Our workshop will begin to build a comprehensive and precise synthesis of the legal issues at play. Beyond IP, the workshop will also address privacy and liability for dangerous, discriminatory, or misleading and manipulative outputs. It will take place on 29 July 2023, in Ballroom B.

Author Information

Katherine Lee (Google DeepMind)
A. Feder Cooper (Cornell University)
FatemehSadat Mireshghallah (University of California San Diego)
Madiha Zahrah (Cornell Tech)

Madiha is a Ph.D. student at Cornell Tech. Her research interests are at the intersection of technology, law and privacy. Specifically, she is investigating the ways that communities use technical and legal affordances to express and enact their shared values, with a particular emphasis on privacy and openness.
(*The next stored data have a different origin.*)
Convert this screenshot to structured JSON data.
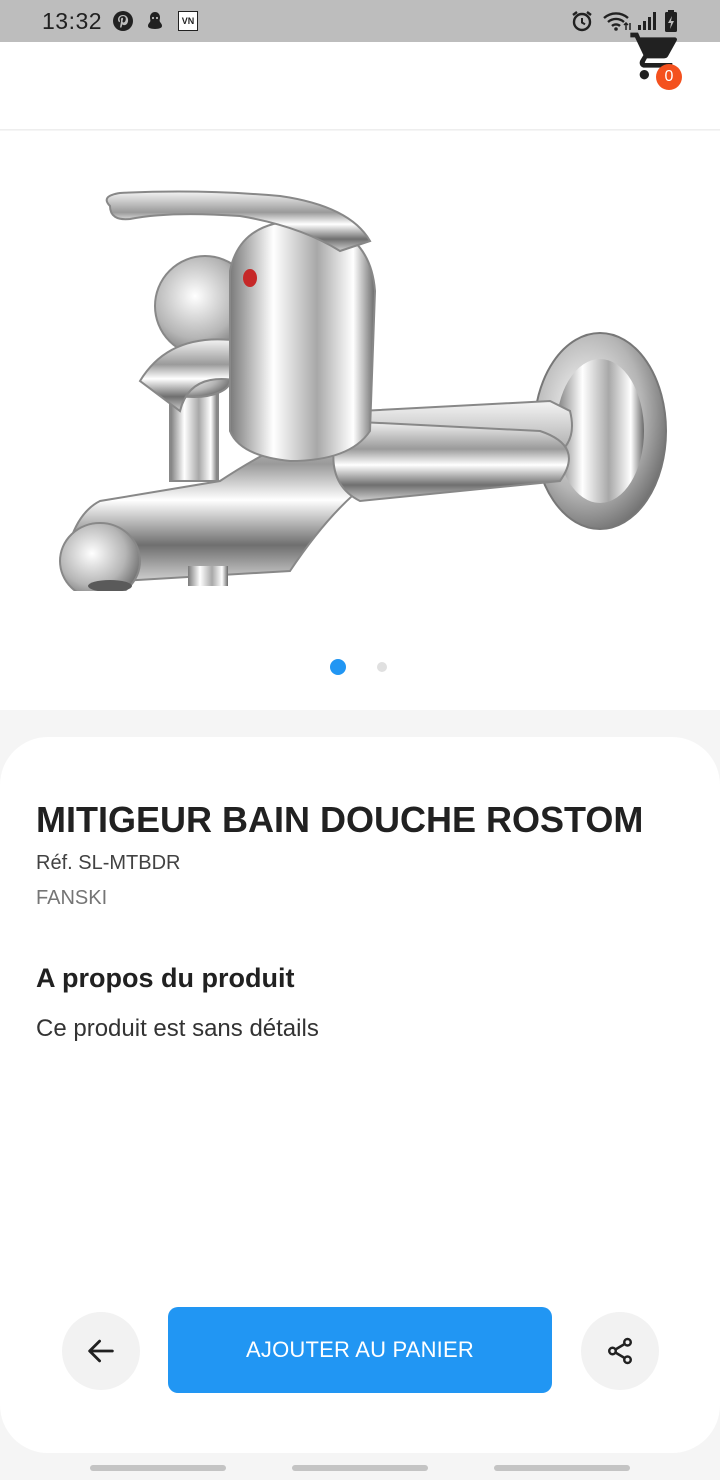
{
  "status_bar": {
    "time": "13:32",
    "icons": [
      "pinterest-icon",
      "ghost-app-icon",
      "vn-app-icon",
      "alarm-icon",
      "wifi-icon",
      "signal-icon",
      "battery-icon"
    ],
    "vn_label": "VN"
  },
  "app_bar": {
    "cart_count": "0"
  },
  "carousel": {
    "image": "mixer-faucet-image",
    "page_count": 2,
    "active_index": 0
  },
  "product": {
    "name": "MITIGEUR BAIN DOUCHE ROSTOM",
    "reference": "Réf. SL-MTBDR",
    "brand": "FANSKI",
    "about_heading": "A propos du produit",
    "about_text": "Ce produit est sans détails"
  },
  "actions": {
    "back_icon": "arrow-left-icon",
    "add_to_cart_label": "AJOUTER AU PANIER",
    "share_icon": "share-icon"
  },
  "colors": {
    "accent": "#2196f3",
    "badge": "#f4511e",
    "status_bar": "#bdbdbd"
  }
}
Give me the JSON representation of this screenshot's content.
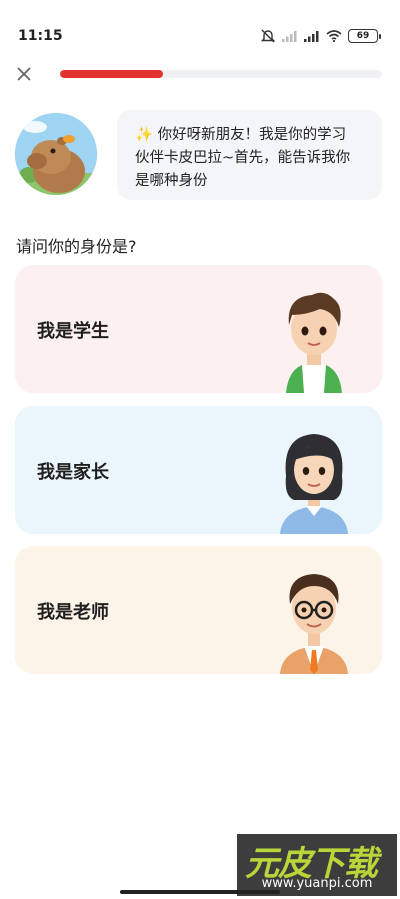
{
  "status_bar": {
    "time": "11:15",
    "battery": "69",
    "icons": [
      "mute-icon",
      "signal-1-icon",
      "signal-2-icon",
      "wifi-icon",
      "battery-icon"
    ]
  },
  "progress": {
    "value": 0.32,
    "color": "#e2332f"
  },
  "greeting": {
    "mascot": "capybara",
    "line1": "✨ 你好呀新朋友！我是你的学习",
    "line2": "伙伴卡皮巴拉~首先，能告诉我你",
    "line3": "是哪种身份"
  },
  "question": "请问你的身份是?",
  "roles": [
    {
      "label": "我是学生",
      "figure": "student-boy",
      "color": "#fdf0f0"
    },
    {
      "label": "我是家长",
      "figure": "parent-woman",
      "color": "#eaf5fc"
    },
    {
      "label": "我是老师",
      "figure": "teacher-man",
      "color": "#fdf4e9"
    }
  ],
  "watermark": {
    "logo": "元皮下载",
    "url": "www.yuanpi.com"
  }
}
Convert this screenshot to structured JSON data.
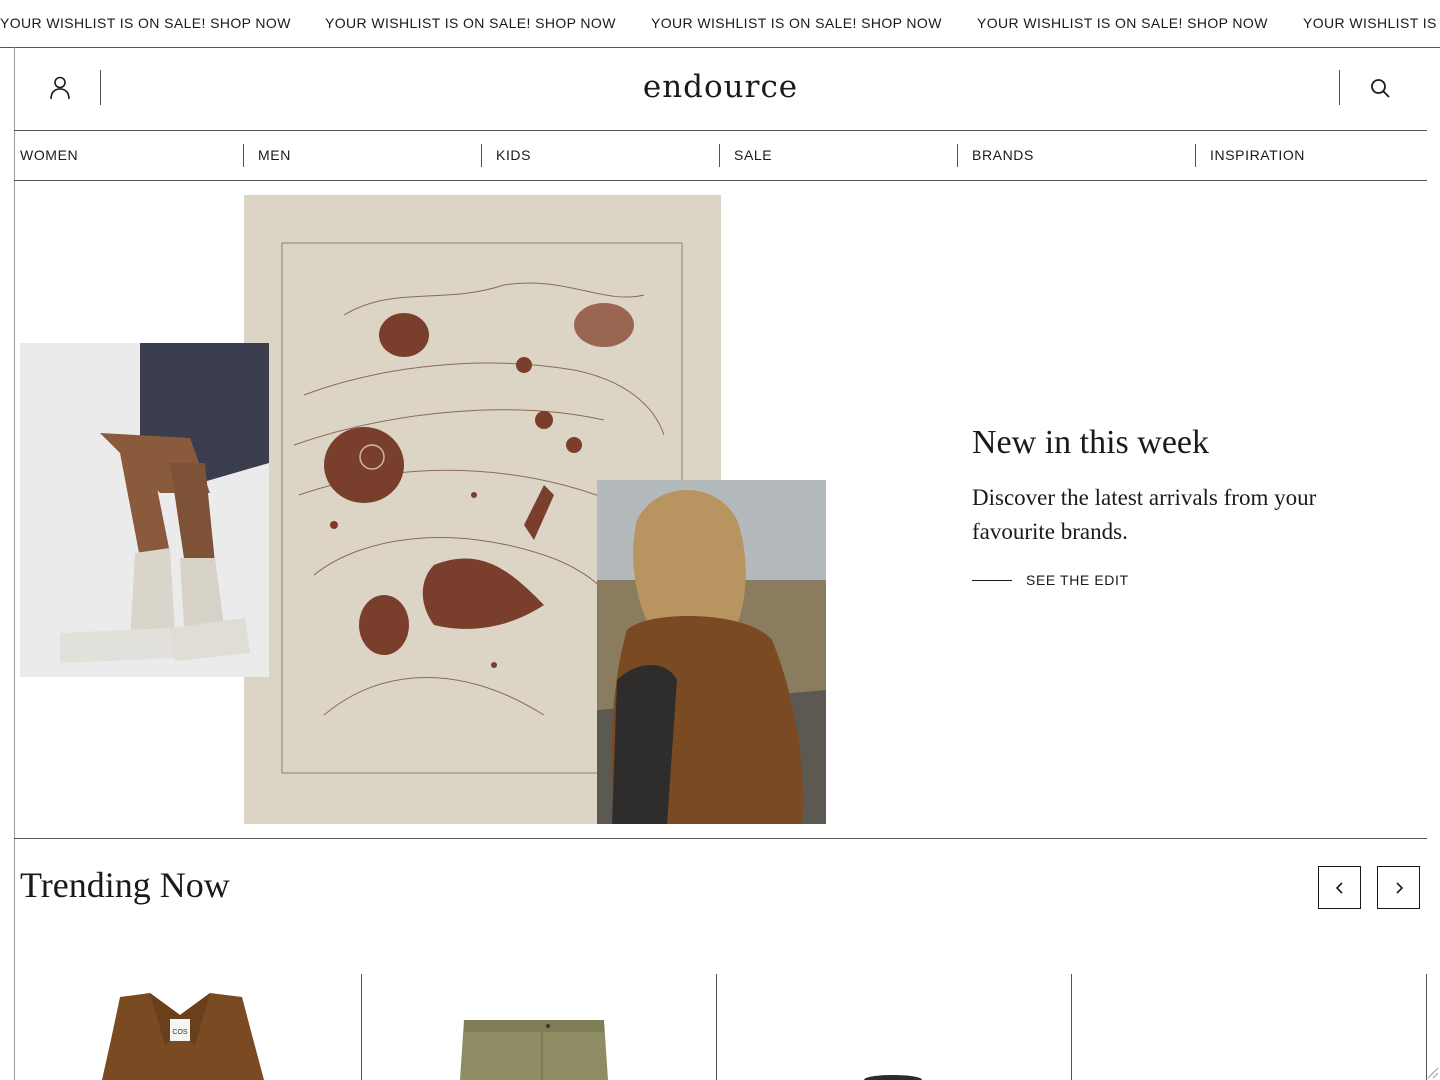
{
  "ticker": {
    "items": [
      "YOUR WISHLIST IS ON SALE! SHOP NOW",
      "YOUR WISHLIST IS ON SALE! SHOP NOW",
      "YOUR WISHLIST IS ON SALE! SHOP NOW",
      "YOUR WISHLIST IS ON SALE! SHOP NOW",
      "YOUR WISHLIST IS ON SALE! SHOP NOW"
    ]
  },
  "header": {
    "logo": "endource",
    "account_icon": "user-icon",
    "search_icon": "search-icon"
  },
  "nav": {
    "items": [
      "WOMEN",
      "MEN",
      "KIDS",
      "SALE",
      "BRANDS",
      "INSPIRATION"
    ]
  },
  "hero": {
    "title": "New in this week",
    "subtitle": "Discover the latest arrivals from your favourite brands.",
    "cta": "SEE THE EDIT"
  },
  "trending": {
    "title": "Trending Now",
    "prev_icon": "chevron-left-icon",
    "next_icon": "chevron-right-icon",
    "products": [
      {
        "brand_tag": "COS"
      },
      {},
      {},
      {}
    ]
  },
  "colors": {
    "text": "#1a1a1a",
    "line": "#555555",
    "art_paper": "#dcd5c6",
    "art_ink": "#7a3f2c",
    "coat": "#7a4a22",
    "trousers": "#8d8c63"
  }
}
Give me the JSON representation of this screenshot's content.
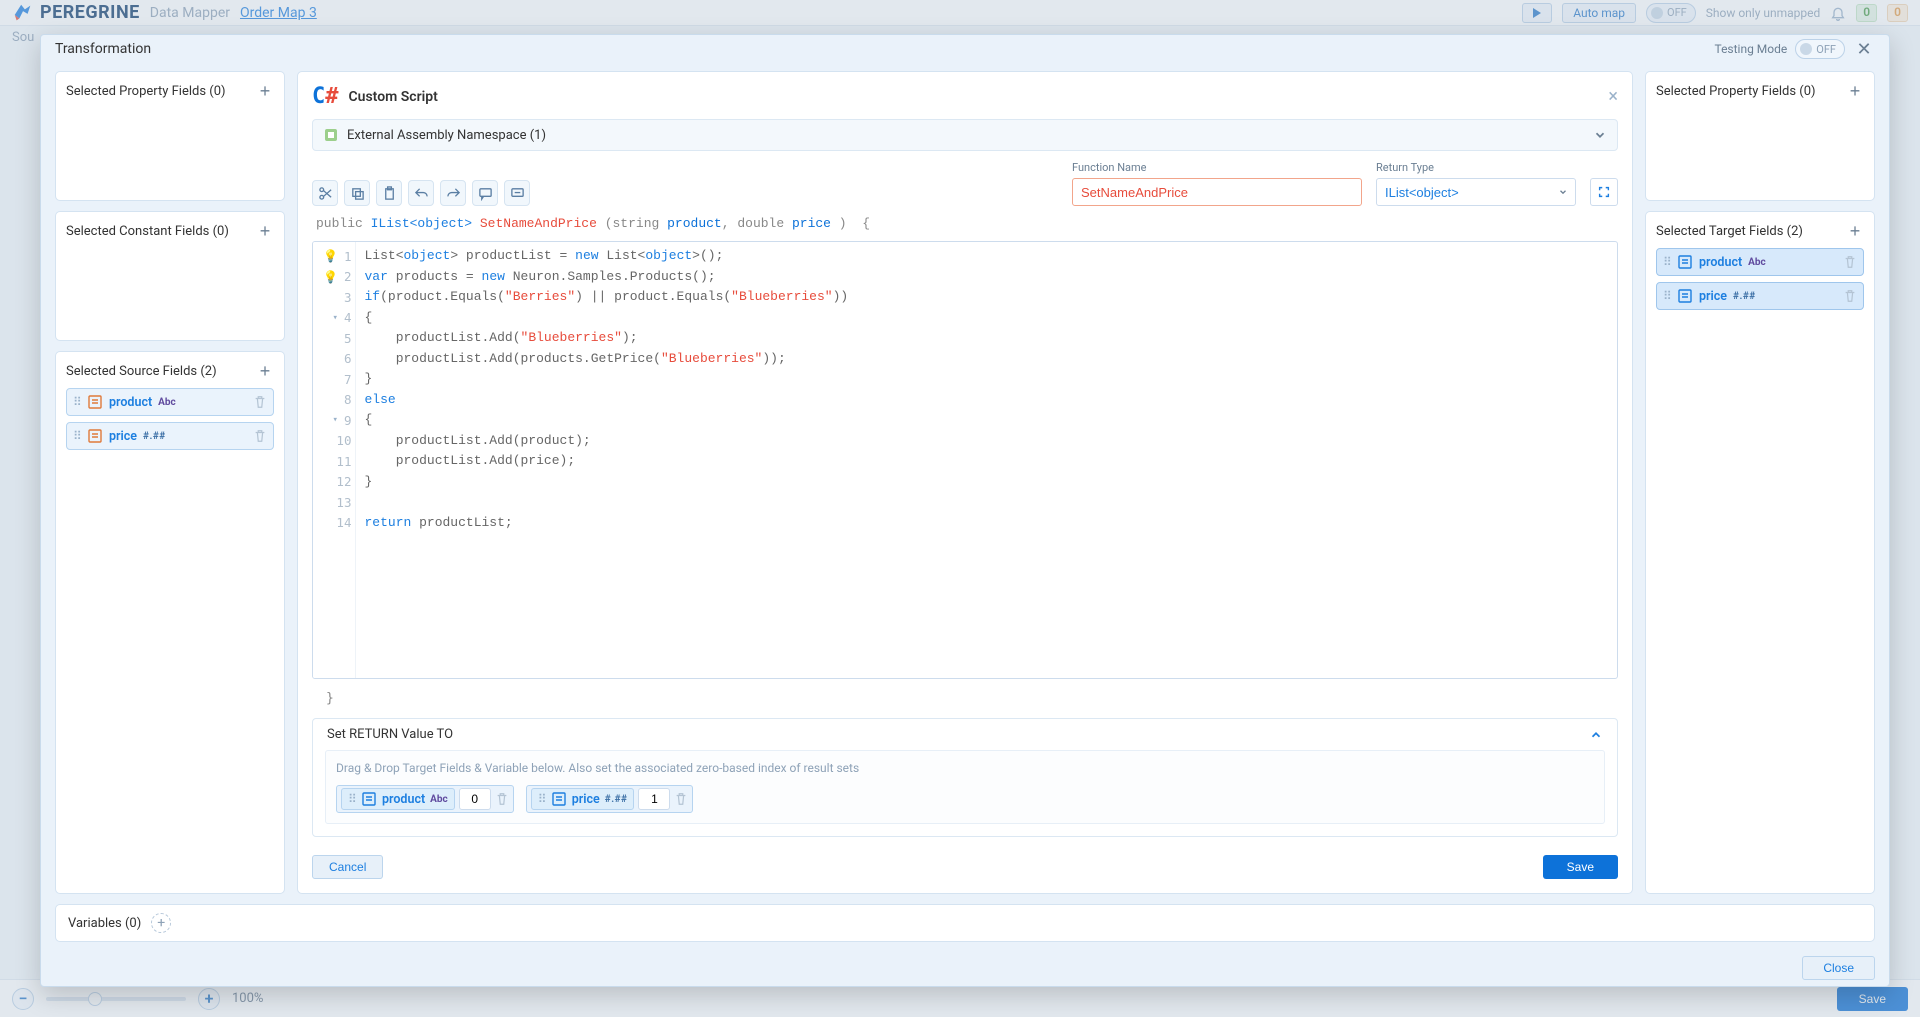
{
  "header": {
    "brand": "PEREGRINE",
    "crumb1": "Data Mapper",
    "crumb2": "Order Map 3",
    "auto_map": "Auto map",
    "off": "OFF",
    "show_unmapped": "Show only unmapped",
    "counter_green": "0",
    "counter_amber": "0"
  },
  "bg": {
    "source_label": "Sou",
    "zoom_pct": "100%",
    "save": "Save"
  },
  "modal": {
    "title": "Transformation",
    "testing_label": "Testing Mode",
    "testing_state": "OFF",
    "close": "Close"
  },
  "panels": {
    "sel_prop_left": "Selected Property Fields (0)",
    "sel_const": "Selected Constant Fields (0)",
    "sel_source": "Selected Source Fields (2)",
    "sel_prop_right": "Selected Property Fields (0)",
    "sel_target": "Selected Target Fields (2)",
    "variables": "Variables (0)"
  },
  "source_fields": [
    {
      "name": "product",
      "type": "Abc"
    },
    {
      "name": "price",
      "type": "#.##"
    }
  ],
  "target_fields": [
    {
      "name": "product",
      "type": "Abc"
    },
    {
      "name": "price",
      "type": "#.##"
    }
  ],
  "script": {
    "title": "Custom Script",
    "assembly": "External Assembly Namespace (1)",
    "fn_label": "Function Name",
    "fn_value": "SetNameAndPrice",
    "ret_label": "Return Type",
    "ret_value": "IList<object>",
    "signature": {
      "access": "public",
      "ret": "IList<object>",
      "name": "SetNameAndPrice",
      "p1_type": "string",
      "p1_name": "product",
      "p2_type": "double",
      "p2_name": "price"
    },
    "lines": [
      "List<object> productList = new List<object>();",
      "var products = new Neuron.Samples.Products();",
      "if(product.Equals(\"Berries\") || product.Equals(\"Blueberries\"))",
      "{",
      "    productList.Add(\"Blueberries\");",
      "    productList.Add(products.GetPrice(\"Blueberries\"));",
      "}",
      "else",
      "{",
      "    productList.Add(product);",
      "    productList.Add(price);",
      "}",
      "",
      "return productList;"
    ],
    "return_title": "Set RETURN Value TO",
    "return_hint": "Drag & Drop Target Fields & Variable below. Also set the associated zero-based index of result sets",
    "return_items": [
      {
        "name": "product",
        "type": "Abc",
        "index": "0"
      },
      {
        "name": "price",
        "type": "#.##",
        "index": "1"
      }
    ],
    "cancel": "Cancel",
    "save": "Save"
  }
}
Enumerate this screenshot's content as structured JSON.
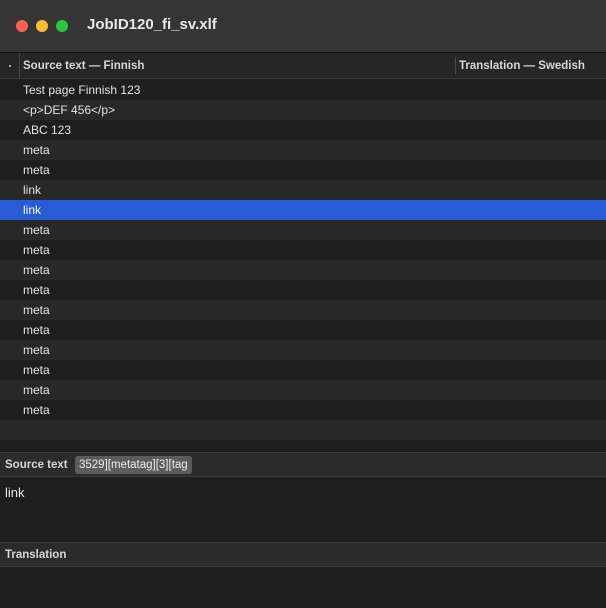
{
  "window": {
    "title": "JobID120_fi_sv.xlf"
  },
  "table": {
    "columns": {
      "source": "Source text — Finnish",
      "translation": "Translation — Swedish"
    },
    "rows": [
      {
        "source": "Test page Finnish 123",
        "translation": ""
      },
      {
        "source": "<p>DEF 456</p>",
        "translation": ""
      },
      {
        "source": "ABC 123",
        "translation": ""
      },
      {
        "source": "meta",
        "translation": ""
      },
      {
        "source": "meta",
        "translation": ""
      },
      {
        "source": "link",
        "translation": ""
      },
      {
        "source": "link",
        "translation": "",
        "selected": true
      },
      {
        "source": "meta",
        "translation": ""
      },
      {
        "source": "meta",
        "translation": ""
      },
      {
        "source": "meta",
        "translation": ""
      },
      {
        "source": "meta",
        "translation": ""
      },
      {
        "source": "meta",
        "translation": ""
      },
      {
        "source": "meta",
        "translation": ""
      },
      {
        "source": "meta",
        "translation": ""
      },
      {
        "source": "meta",
        "translation": ""
      },
      {
        "source": "meta",
        "translation": ""
      },
      {
        "source": "meta",
        "translation": ""
      }
    ]
  },
  "source_panel": {
    "label": "Source text",
    "tag": "3529][metatag][3][tag",
    "text": "link"
  },
  "translation_panel": {
    "label": "Translation",
    "text": ""
  },
  "colors": {
    "selection": "#2a5bd6",
    "close": "#ff5f57",
    "minimize": "#febc2e",
    "maximize": "#28c840"
  }
}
James Grimmelmann (Cornell)
James Grimmelmann

I’m a professor at Cornell Law School and Cornell Tech, where I direct CTRL-ALT, the Cornell Tech Research Lab in Applied Law and Technology. I study how laws regulating software affect freedom, wealth, and power. I try to help lawyers and technologists understand each other. My research interests include search engines, digital copyright, online governance, content moderation, and other topics in computer and Internet law.

David Mimno (Cornell University)
Deep Ganguli (Anthropic)
Ludwig Schubert
Ludwig Schubert

Formerly researching mechanistic interpretability with Chris Olah at Google Brain, OpenAI; supporting clear explanations of machine learning at Distill.pub. Currently unaffiliated on sabbatical while supporting friends' research.